I come now to Tom Barclay, but before I tell about him, what he did to me and what I did to him, I have to tell about our pants, the hot pants Liz went out and bought, for her and me to put on, without telling Bianca we would, thereby causing a situation. It might sound frivolous, coming on the heels of such serious matters as potentially being accused of murder-but everything else stemmed from it, however trivial it might have seemed at the start.

It was the first week of July, and murderously hot in the Garden, even with air-conditioning. That was unusual in Hyattsville, because Prince George’s County doesn’t have it hot like in Washington, or in Montgomery County in Maryland, alongside Prince George’s but north of it; and vice versa, not such cold weather in winter. But we had it hot this time, and not being used to it, our clientele was feeling it more than some other clientele might. And of course all the girls were feeling it, especially Liz. During a lull one night she said to me: “Joanie, not to get personal, but are you getting damp, like? In a certain intimate place? That we don’t mention in mixed company, but between girls could be called the crotch?”

“Liz, it’s these velveteen trunks-”

“They’re nothing other than murder-”

“And, Liz, the pantyhose make it still worse.”

“Joanie, we’re doing something about it, but don’t ask Bianca’s permission, because she could say no for some reason, and I’m not sure what I’d do about it. I could blow my top, but don’t want to. You know what I mean, Joanie? I like it here.”

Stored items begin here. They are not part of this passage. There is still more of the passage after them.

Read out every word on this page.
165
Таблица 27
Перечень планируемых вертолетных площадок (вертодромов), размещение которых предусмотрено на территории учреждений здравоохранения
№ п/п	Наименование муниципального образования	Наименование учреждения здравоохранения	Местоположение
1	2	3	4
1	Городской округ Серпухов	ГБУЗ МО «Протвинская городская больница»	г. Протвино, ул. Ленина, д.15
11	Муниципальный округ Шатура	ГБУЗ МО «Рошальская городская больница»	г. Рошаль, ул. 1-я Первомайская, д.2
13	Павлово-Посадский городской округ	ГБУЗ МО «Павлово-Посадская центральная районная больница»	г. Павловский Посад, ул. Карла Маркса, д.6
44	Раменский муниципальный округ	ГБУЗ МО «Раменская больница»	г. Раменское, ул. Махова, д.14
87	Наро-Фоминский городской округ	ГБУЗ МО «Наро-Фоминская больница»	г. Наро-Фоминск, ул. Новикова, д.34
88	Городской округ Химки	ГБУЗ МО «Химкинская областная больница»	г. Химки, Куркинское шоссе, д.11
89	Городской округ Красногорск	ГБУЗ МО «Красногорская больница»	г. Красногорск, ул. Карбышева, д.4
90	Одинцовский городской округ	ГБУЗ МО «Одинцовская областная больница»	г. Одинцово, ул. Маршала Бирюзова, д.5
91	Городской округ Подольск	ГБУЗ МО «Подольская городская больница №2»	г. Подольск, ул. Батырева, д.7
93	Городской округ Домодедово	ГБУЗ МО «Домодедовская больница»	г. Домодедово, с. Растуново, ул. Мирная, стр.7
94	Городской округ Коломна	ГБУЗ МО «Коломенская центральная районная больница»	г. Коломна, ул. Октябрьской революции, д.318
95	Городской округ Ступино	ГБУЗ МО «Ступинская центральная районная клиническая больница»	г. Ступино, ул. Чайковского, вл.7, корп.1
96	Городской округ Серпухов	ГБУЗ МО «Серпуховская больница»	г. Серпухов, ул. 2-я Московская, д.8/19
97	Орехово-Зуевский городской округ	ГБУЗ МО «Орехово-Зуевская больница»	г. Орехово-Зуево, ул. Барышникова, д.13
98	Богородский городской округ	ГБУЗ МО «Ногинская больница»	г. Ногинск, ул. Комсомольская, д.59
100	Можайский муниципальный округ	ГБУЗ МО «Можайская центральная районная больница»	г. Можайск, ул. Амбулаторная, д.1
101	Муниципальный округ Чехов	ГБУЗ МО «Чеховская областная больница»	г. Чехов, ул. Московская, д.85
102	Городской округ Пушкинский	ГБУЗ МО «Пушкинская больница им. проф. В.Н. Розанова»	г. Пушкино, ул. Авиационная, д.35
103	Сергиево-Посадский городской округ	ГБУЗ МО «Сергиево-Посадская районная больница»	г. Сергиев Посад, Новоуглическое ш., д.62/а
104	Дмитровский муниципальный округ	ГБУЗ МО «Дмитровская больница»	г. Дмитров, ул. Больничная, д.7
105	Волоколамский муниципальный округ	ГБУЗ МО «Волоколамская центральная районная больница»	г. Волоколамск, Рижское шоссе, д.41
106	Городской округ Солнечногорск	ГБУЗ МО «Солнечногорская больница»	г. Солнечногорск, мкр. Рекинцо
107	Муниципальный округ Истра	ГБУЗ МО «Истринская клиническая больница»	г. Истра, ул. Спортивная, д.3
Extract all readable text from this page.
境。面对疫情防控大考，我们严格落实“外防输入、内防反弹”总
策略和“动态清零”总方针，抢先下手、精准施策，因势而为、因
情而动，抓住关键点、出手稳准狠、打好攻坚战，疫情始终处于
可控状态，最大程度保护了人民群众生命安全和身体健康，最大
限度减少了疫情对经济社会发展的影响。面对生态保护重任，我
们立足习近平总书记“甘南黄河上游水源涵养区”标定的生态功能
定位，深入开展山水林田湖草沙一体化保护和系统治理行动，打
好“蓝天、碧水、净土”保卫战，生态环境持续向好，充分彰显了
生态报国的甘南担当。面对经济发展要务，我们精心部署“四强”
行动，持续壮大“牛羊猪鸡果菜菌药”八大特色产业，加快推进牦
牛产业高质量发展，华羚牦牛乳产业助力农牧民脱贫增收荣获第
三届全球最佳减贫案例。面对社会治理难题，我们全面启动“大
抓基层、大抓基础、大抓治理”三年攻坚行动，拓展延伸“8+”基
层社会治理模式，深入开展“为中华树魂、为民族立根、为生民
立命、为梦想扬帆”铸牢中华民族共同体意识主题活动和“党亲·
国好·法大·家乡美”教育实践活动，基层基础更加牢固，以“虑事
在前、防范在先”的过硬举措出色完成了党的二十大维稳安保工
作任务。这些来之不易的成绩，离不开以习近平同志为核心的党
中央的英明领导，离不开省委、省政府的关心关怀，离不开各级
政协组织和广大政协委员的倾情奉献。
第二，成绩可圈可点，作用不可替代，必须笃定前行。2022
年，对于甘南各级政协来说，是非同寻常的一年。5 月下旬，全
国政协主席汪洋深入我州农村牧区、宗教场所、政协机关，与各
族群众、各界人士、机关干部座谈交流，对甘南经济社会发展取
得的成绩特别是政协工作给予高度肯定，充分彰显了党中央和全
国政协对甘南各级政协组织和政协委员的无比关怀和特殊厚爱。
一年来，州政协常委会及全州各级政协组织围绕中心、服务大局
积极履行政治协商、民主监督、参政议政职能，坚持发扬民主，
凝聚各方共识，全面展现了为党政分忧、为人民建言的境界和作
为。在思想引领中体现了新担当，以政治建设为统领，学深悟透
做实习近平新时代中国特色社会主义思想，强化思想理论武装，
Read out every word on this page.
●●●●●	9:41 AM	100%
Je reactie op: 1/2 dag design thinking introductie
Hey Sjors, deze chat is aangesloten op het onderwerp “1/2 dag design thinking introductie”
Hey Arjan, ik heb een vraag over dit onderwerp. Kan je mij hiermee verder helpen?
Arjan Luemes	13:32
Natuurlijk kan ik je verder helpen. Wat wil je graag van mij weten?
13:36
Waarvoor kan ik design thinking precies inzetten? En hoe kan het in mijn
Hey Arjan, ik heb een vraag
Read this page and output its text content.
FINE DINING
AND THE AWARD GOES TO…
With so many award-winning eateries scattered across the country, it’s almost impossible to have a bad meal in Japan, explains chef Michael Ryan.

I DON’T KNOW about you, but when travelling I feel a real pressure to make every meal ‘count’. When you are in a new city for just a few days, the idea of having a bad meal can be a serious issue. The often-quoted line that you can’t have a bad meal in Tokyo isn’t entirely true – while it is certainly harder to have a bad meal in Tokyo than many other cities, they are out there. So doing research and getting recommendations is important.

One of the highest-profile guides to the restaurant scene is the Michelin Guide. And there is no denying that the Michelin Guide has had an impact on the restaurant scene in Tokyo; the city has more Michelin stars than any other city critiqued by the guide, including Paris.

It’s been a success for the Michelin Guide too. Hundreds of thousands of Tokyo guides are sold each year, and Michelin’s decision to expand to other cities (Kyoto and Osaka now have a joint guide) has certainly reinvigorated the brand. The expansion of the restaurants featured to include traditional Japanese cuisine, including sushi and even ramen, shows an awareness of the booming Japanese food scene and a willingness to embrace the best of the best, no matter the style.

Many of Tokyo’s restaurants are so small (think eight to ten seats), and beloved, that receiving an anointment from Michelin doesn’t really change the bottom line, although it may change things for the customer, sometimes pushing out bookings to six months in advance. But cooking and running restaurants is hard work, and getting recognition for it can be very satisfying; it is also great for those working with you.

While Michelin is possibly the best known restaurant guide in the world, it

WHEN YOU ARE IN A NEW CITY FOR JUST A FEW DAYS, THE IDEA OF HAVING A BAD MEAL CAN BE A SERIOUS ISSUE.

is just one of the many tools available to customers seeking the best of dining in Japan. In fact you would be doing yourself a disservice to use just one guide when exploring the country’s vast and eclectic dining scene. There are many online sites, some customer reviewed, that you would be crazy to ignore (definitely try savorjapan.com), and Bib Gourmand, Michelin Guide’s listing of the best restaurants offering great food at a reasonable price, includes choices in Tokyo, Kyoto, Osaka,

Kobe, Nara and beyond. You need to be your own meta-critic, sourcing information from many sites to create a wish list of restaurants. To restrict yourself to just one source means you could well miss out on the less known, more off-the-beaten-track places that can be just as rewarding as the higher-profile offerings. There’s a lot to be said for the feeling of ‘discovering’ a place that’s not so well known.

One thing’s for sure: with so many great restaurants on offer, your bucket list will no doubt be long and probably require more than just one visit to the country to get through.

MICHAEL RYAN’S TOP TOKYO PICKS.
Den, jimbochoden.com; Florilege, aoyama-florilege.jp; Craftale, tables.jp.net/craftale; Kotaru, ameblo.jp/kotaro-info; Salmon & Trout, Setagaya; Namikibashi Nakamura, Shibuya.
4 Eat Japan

“What are you going to do?”

“You’ll see.”

So I saw, because next night here she came in with four pairs of chambray hot pants, in the same color the velveteens were, crimson. Or almost the same color-they were really more like maroon, which of course had some black mixed in, instead of blue. When I’d paid her for my two, one to wear, the other to wash overnight, she led the way back to the locker room, where we made the switch. “And Joanie,” she whispered, when we both had the velveteens off, “we take off the pantyhose too. And we don’t put them back on.”

“Are you sure we shouldn’t ask Bianca?”

“No, Joanie, we should not.”

“Why not? Why go looking for trouble?”

“That’s it, she might say no.”

And when I’d peeled the pantyhose off, and had put the hot pants on, pulling them up over skin, she said: “And, with the legs you got, Joanie, it could also be a nice feature. It could attract trade, you know what I mean.”

“Speak for yourself, why don’t you?”

“O.K., then, O.K.”

Under pantyhose I wear panties-there’s two schools of opinion about it, but decency, it seems to me, as well as personal cleanliness, wants that layer of silk, in against your personal parts. So, silk panties inside, chambray pants outside, both kind of loose, don’t forget-and topside the peasant blouse as I always wore it before to go out on the floor, when who should come in but Bianca. We had it hot for some minutes-she didn’t really have a good objection to offer, but insisted she should have been asked.